ANTHONY DALY has seen it all during his decorated career - much of the craziness distilled into one madcap summer in 1998 when hurling fact was indeed stranger than fiction, crowned by a referee's premature whistle to deny Clare the near-certainty of another All-Ireland appearance.
Yet even 'Dalo' must have been flabbergasted by developments in Nowlan Park last Sunday. The game itself was surreal - to ransack Kilkenny's vaunted rearguard for six goals and still end up losing beggars belief.
The climax, which saw Kilkenny make a blindside victory burst with two late goals, would have tested your credulity if it involved any other side bar those stripey assassins.
And then, to cap it all, you had the anarchic postscript as the Dublin manager was physically confronted by a spectator after the final whistle.
Daly was well able to give and take a 'dunt' during his own playing career, so it was no surprise to hear that he has no intention of taking the matter further. He wasn't physically hurt; ergo, injury was not added to insult.
What had just happened moments earlier -- Matthew Ruth breaking 14-man Dublin's valiant resolve with Kilkenny's fifth goal -- is surely a different matter. A blow to the solar plexus? More like a dagger through the heart.
The good news is that, for the second week running, Dublin can recycle a multitude of positives even from the detritus of another one-point defeat. They have now struck eight goals in two games, belying the stereotype of a team with a supposed aversion to green flags.
And the bad news? Well, there are only so many moral victories a team can take.
Last year, Dublin hurlers took a giant leap forward by accelerating beyond that moral victory cul-de-sac. Instead of losing with honour, they rescued league draws against Waterford and Kilkenny. They only lost three games all year. And of those, only the ultimate defeat, against Tipperary, qualified as a moral victory.

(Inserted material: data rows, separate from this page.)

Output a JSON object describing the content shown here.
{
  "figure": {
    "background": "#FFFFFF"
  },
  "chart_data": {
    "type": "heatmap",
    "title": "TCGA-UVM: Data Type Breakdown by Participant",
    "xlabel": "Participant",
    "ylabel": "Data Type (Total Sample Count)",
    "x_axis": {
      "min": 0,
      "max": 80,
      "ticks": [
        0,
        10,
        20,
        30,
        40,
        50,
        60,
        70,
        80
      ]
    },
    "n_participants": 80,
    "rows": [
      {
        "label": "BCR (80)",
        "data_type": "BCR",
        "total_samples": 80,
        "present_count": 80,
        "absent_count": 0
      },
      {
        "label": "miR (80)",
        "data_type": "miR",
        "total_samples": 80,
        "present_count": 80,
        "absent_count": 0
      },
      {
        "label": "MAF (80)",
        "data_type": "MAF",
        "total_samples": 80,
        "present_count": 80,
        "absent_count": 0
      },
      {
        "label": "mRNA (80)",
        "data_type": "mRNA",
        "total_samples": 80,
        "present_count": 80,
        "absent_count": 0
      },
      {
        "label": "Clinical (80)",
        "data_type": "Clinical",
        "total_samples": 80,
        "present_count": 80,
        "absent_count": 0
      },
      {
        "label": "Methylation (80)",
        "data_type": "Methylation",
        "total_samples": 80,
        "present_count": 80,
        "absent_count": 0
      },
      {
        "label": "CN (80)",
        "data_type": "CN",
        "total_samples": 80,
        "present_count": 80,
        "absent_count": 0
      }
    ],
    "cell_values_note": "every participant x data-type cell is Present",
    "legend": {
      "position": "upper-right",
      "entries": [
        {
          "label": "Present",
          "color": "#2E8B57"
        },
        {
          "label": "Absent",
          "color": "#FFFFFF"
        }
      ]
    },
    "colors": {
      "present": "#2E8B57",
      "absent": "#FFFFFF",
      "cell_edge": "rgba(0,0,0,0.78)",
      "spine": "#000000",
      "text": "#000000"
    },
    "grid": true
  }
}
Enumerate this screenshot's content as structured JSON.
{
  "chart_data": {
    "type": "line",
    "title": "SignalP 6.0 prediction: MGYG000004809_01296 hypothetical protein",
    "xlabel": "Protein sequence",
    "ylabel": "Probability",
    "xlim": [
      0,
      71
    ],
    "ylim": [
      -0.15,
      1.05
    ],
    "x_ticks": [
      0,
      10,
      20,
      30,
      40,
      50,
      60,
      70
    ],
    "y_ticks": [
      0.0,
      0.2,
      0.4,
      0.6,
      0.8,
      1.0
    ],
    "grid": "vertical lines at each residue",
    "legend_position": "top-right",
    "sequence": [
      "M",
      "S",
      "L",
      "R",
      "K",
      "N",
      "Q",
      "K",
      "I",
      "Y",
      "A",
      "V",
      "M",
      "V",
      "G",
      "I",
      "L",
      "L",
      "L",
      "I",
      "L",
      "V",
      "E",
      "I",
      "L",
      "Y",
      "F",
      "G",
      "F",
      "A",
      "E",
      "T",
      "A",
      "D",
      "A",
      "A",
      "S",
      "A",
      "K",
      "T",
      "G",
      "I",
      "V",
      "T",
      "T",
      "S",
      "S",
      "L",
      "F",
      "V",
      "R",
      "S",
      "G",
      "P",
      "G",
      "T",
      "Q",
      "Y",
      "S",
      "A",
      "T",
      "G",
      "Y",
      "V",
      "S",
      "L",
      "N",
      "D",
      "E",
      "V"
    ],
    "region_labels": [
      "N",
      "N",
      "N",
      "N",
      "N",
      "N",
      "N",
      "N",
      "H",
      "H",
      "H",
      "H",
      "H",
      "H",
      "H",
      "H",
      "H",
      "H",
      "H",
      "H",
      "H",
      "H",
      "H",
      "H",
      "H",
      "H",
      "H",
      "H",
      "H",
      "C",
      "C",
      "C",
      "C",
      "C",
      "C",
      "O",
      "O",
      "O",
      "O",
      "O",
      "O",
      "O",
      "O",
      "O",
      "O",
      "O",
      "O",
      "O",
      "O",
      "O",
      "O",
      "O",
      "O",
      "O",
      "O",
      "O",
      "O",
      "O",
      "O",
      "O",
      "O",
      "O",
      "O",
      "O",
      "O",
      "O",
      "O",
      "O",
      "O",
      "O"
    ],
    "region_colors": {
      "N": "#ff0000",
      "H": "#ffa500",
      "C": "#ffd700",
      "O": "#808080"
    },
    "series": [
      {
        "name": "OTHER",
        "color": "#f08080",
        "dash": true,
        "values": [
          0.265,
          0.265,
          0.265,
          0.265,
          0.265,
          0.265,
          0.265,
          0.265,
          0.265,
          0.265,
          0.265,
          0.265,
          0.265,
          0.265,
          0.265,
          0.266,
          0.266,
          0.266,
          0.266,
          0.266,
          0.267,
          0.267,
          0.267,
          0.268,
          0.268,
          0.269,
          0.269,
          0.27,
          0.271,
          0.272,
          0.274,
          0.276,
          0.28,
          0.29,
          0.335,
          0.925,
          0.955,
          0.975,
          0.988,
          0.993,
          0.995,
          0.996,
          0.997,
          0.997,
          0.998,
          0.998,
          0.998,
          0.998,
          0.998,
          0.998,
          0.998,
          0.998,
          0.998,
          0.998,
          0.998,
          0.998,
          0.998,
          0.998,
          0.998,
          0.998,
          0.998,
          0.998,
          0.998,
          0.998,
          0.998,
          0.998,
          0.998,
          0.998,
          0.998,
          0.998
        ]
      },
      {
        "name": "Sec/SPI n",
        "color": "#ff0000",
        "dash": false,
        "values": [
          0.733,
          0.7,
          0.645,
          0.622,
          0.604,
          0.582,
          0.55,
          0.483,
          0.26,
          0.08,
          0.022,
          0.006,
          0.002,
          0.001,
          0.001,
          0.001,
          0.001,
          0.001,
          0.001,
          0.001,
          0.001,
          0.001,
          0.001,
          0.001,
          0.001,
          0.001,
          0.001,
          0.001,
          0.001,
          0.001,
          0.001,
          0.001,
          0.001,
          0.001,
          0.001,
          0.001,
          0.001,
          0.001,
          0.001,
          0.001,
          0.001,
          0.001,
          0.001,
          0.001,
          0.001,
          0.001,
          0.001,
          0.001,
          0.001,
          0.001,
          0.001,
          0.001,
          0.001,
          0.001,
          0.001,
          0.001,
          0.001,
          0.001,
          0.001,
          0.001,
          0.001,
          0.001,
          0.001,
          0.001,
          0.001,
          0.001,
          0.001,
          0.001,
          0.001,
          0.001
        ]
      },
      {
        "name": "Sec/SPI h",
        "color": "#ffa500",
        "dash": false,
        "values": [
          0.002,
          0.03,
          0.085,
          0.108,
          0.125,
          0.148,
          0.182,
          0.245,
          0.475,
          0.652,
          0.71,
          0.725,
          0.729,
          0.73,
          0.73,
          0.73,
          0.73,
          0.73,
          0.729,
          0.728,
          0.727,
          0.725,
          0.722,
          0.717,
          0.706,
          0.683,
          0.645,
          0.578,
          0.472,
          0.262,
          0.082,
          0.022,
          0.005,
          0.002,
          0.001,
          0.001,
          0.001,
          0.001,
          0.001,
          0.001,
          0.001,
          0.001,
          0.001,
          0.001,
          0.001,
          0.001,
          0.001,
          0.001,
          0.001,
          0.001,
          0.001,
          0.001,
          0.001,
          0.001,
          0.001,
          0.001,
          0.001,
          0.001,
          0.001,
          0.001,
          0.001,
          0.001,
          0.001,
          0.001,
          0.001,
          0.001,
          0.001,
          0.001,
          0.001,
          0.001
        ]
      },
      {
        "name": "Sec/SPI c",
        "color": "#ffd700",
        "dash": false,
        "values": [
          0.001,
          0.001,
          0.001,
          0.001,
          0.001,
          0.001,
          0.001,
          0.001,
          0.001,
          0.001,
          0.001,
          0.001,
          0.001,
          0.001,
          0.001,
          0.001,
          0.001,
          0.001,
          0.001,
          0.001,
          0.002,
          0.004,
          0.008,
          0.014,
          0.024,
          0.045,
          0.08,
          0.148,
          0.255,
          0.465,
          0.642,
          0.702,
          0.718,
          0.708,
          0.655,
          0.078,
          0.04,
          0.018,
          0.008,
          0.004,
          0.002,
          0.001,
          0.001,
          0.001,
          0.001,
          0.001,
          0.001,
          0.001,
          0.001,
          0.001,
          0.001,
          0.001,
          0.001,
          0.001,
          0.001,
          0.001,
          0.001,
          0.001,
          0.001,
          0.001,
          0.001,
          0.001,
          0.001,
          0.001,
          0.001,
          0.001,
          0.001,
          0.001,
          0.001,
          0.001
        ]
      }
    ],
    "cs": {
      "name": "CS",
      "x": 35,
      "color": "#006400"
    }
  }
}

The heroic resistance of the injury-ravaged losers that day left Dublin in a good place to push on this year ... and now they've already lost four times by mid-March, their Walsh Cup exit to Laois followed by three straight league defeats.
Suffice to say, grandiose dreams of retaining their NHL crown have been replaced by fears of the grim relegation reaper. We remain convinced this won't happen because even presuming they end up in a relegation play-off with Waterford, they are hurling at a much higher level right now than the consistently faltering Déise.
However, playing well is all very well ... up to a point. Last spring, Dublin's ability to dig out results in adversity set them up well for a sustained summer run. Now they need to rediscover that trait in a hurry.